1.  Tell me about a favorite scene from your favorite movie?  This might sound like a weird movie to be one of my favorites, but Black Hawk Down has been one of my favorites for a while. I’ve probably watched it 15-20 times now. I actually watched it last week with a friend who has never seen it. My favorite scene in the movie is when the soldiers are FINALLY rescued by the United Nations 10th mountain out of the hot zone.

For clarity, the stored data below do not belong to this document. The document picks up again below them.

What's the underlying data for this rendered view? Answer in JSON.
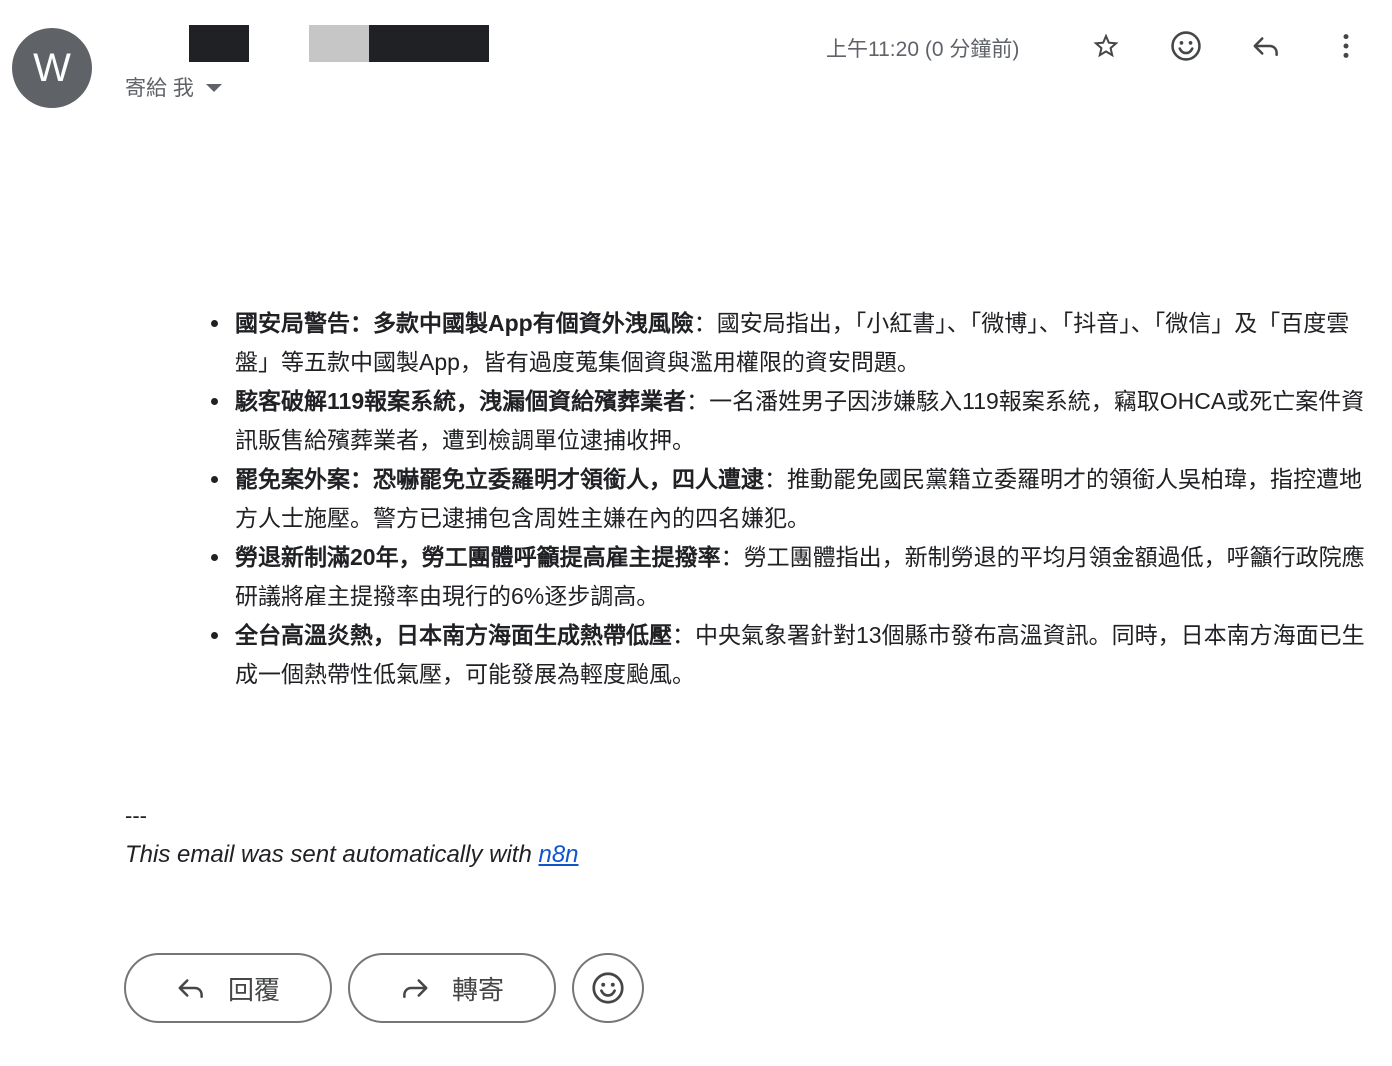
{
  "sender": {
    "avatar_letter": "W"
  },
  "recipient": {
    "label": "寄給 我"
  },
  "header": {
    "timestamp": "上午11:20 (0 分鐘前)",
    "icons": [
      "star-icon",
      "emoji-icon",
      "reply-icon",
      "more-vert-icon"
    ]
  },
  "body": {
    "items": [
      {
        "title": "國安局警告：多款中國製App有個資外洩風險",
        "text": "：國安局指出，「小紅書」、「微博」、「抖音」、「微信」及「百度雲盤」等五款中國製App，皆有過度蒐集個資與濫用權限的資安問題。"
      },
      {
        "title": "駭客破解119報案系統，洩漏個資給殯葬業者",
        "text": "：一名潘姓男子因涉嫌駭入119報案系統，竊取OHCA或死亡案件資訊販售給殯葬業者，遭到檢調單位逮捕收押。"
      },
      {
        "title": "罷免案外案：恐嚇罷免立委羅明才領銜人，四人遭逮",
        "text": "：推動罷免國民黨籍立委羅明才的領銜人吳柏瑋，指控遭地方人士施壓。警方已逮捕包含周姓主嫌在內的四名嫌犯。"
      },
      {
        "title": "勞退新制滿20年，勞工團體呼籲提高雇主提撥率",
        "text": "：勞工團體指出，新制勞退的平均月領金額過低，呼籲行政院應研議將雇主提撥率由現行的6%逐步調高。"
      },
      {
        "title": "全台高溫炎熱，日本南方海面生成熱帶低壓",
        "text": "：中央氣象署針對13個縣市發布高溫資訊。同時，日本南方海面已生成一個熱帶性低氣壓，可能發展為輕度颱風。"
      }
    ]
  },
  "signature": {
    "separator": "---",
    "text": "This email was sent automatically with ",
    "link_text": "n8n"
  },
  "actions": {
    "reply_label": "回覆",
    "forward_label": "轉寄"
  },
  "colors": {
    "avatar_bg": "#5f6368",
    "link": "#1155cc",
    "muted_text": "#5f6368"
  }
}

What really pulled at my heartstrings is that there was not enough room for all of them in the tanks so a few of them had to run alongside the tanks while still being shot at. To think that these men still had to run back to the stadium while being shot at, after being in a firefight for 12+ hours and most of them shot or injured is unfathomable. When they finally make it to the stadium, you can see the sense of relief on their faces and pure exhaustion. My heart rate always rises when I watch this scene, even though I have seen it so many times. I appreciate that this movie was based on true events because it shows the audience a glimpse of what our service members do overseas to protect our country. It gives me a sense of pride and appreciation for our military.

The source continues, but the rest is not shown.